03 – England Defy the Odds
England’s win in the Ashes Test against Australia at Headingley in 1981 remains one of the sport’s most amazing comebacks. However, the match has passed into legend not only because of the players’ exploits on the field, but off it as well.
The hosts were being thoroughly outplayed and seemed to have no hope of recovering in the match. The bookmakers agreed and were offering odds of 500-1 on an England victory. Such lavish odds proved too much for Australia’s legendary fast bowler Dennis Lillee and wicketkeeper Rod Marsh, who for fun placed bets of £10 and £5 respectively on their not being able to get the job done and Australia losing the match.

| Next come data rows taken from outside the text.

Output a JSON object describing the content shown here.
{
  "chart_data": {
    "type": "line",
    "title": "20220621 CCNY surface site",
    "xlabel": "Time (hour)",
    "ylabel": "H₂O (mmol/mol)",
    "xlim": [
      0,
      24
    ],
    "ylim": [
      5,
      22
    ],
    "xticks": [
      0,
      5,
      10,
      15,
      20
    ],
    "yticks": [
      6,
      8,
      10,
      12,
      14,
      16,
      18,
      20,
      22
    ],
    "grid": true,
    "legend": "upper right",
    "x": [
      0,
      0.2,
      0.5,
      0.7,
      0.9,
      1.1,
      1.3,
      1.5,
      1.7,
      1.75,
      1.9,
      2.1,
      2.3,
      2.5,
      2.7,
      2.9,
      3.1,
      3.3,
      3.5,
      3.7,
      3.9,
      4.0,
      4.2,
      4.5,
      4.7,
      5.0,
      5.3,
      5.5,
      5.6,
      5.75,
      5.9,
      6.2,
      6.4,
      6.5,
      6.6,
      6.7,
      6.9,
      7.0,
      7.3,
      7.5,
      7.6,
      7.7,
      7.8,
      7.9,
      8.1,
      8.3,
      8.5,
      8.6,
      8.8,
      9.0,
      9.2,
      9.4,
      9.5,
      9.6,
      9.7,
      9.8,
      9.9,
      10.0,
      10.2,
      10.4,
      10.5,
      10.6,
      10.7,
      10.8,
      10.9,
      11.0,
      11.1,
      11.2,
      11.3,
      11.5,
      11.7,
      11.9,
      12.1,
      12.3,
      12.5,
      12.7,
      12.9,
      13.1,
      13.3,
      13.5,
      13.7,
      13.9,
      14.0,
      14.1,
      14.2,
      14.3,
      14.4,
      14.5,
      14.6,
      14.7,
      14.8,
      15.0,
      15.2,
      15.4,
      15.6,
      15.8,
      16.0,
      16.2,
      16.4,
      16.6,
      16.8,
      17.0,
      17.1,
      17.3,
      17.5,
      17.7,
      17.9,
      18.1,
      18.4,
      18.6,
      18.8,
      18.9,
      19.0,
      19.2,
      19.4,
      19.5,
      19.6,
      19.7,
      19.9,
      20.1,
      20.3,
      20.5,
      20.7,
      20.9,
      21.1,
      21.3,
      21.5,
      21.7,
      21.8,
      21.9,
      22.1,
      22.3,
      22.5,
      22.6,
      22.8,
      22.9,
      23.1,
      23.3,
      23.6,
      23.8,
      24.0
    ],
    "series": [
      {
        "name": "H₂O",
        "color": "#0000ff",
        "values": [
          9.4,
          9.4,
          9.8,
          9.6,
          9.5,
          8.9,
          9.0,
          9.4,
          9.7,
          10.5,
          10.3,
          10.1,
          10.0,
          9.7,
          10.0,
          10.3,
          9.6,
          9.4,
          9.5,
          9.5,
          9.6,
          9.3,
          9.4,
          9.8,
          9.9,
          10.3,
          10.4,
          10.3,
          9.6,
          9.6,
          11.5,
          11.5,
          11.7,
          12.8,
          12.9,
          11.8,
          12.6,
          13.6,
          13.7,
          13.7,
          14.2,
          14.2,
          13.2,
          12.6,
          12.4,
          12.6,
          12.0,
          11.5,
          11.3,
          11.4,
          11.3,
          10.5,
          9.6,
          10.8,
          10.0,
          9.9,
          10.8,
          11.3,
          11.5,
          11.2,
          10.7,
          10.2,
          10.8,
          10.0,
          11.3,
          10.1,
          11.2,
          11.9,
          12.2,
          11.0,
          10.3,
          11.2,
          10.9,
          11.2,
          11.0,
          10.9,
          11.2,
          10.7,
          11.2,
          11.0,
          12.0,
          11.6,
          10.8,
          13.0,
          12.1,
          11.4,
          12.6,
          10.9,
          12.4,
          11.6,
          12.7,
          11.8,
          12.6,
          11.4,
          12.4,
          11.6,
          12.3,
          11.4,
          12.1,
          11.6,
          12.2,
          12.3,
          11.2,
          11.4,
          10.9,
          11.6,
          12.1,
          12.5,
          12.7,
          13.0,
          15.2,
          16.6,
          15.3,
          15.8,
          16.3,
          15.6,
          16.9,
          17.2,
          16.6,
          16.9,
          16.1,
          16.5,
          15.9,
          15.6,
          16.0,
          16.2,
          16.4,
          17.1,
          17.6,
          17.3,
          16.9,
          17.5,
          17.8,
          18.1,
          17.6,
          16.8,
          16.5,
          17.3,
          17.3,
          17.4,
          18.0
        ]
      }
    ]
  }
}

Up until this game, no team in Test Match cricket had come back from England’s position of being required to follow on and win a match since 1894. It looked an impossible task, until Ian Botham’s swashbuckling innings of 149 not out, followed by Bob Willis’ blistering spell of pace bowling in which he took 8 wickets, saw England home for a remarkable 18 run win.
However, the bets of Lillee and Marsh soon became the focus. Did the £7,500 that they stood to win if England got up affect their performances? Both players have always vigorously denied it, as have other players on that fateful day, but there is no doubt that, given the people involved and the seemingly impossible outcome, that this remains one of the most controversial sporting bets of all time.
02 – Cricket’s Darkest Day
Betting on cricket was again in the spotlight in 2010, when England played Pakistan at Lord’s. As a result of investigations that had begun before the match, the Pakistan captain Salman Butt, along with bowlers Mohammad Asif and Mohammad Amir, were found guilty of what is known as spot-fixing, in this case arranging to bowl no-balls on a particular delivery during a specified over, in return for payments from a bookmaker.
Mazhar Majeed, the agent at the centre of the scandal, was caught in an undercover sting operation telling reporters that Amir would bowl a no-ball on the fist delivery of the third over, and that Asif would also bowl a no-ball on the sixth delivery of the tenth over. Both events duly occurred, and the fix was in.
However, the scam was eventually uncovered, and Butt was sentenced to 30 months in prison, while Asif and Amir received sentences of 1 year and 6 months respectively. The cricket careers of Butt and Asia were ended by the scandal, although Mohammed Amir returned to playing international cricket in 2016 after serving a five-year ban imposed by the ICC.
01 – Father Knows Best
Most fathers of sporting prodigies have great faith in their offspring’s abilities, but Gerry McIlroy, father of the 2014 British Open winner Rory McIlroy, genuinely put his money where his mouth is.
In 2004, when Rory was 15, his father put a £200 bet on the up-and-coming star winning the British Open within ten years at odds of 500-1. Several friends of the family also took advantage of the generous odds, as they too had seen at first hand the Northern Irish youngster’s abilities.
When Rory McIlroy won the Open at Royal Liverpool in 2014 by two strokes, dad Gerry’s joy was compounded by his picking up £100,000 from the bet made with Ladbrokes ten years earlier, while the friends who showed similar faith pocketed £80,000.
Ladbrokes says that it takes around 300 similar bets each year from optimistic parents and supporters, although it’s rare that they come off in the way that this one did for the McIlroy family.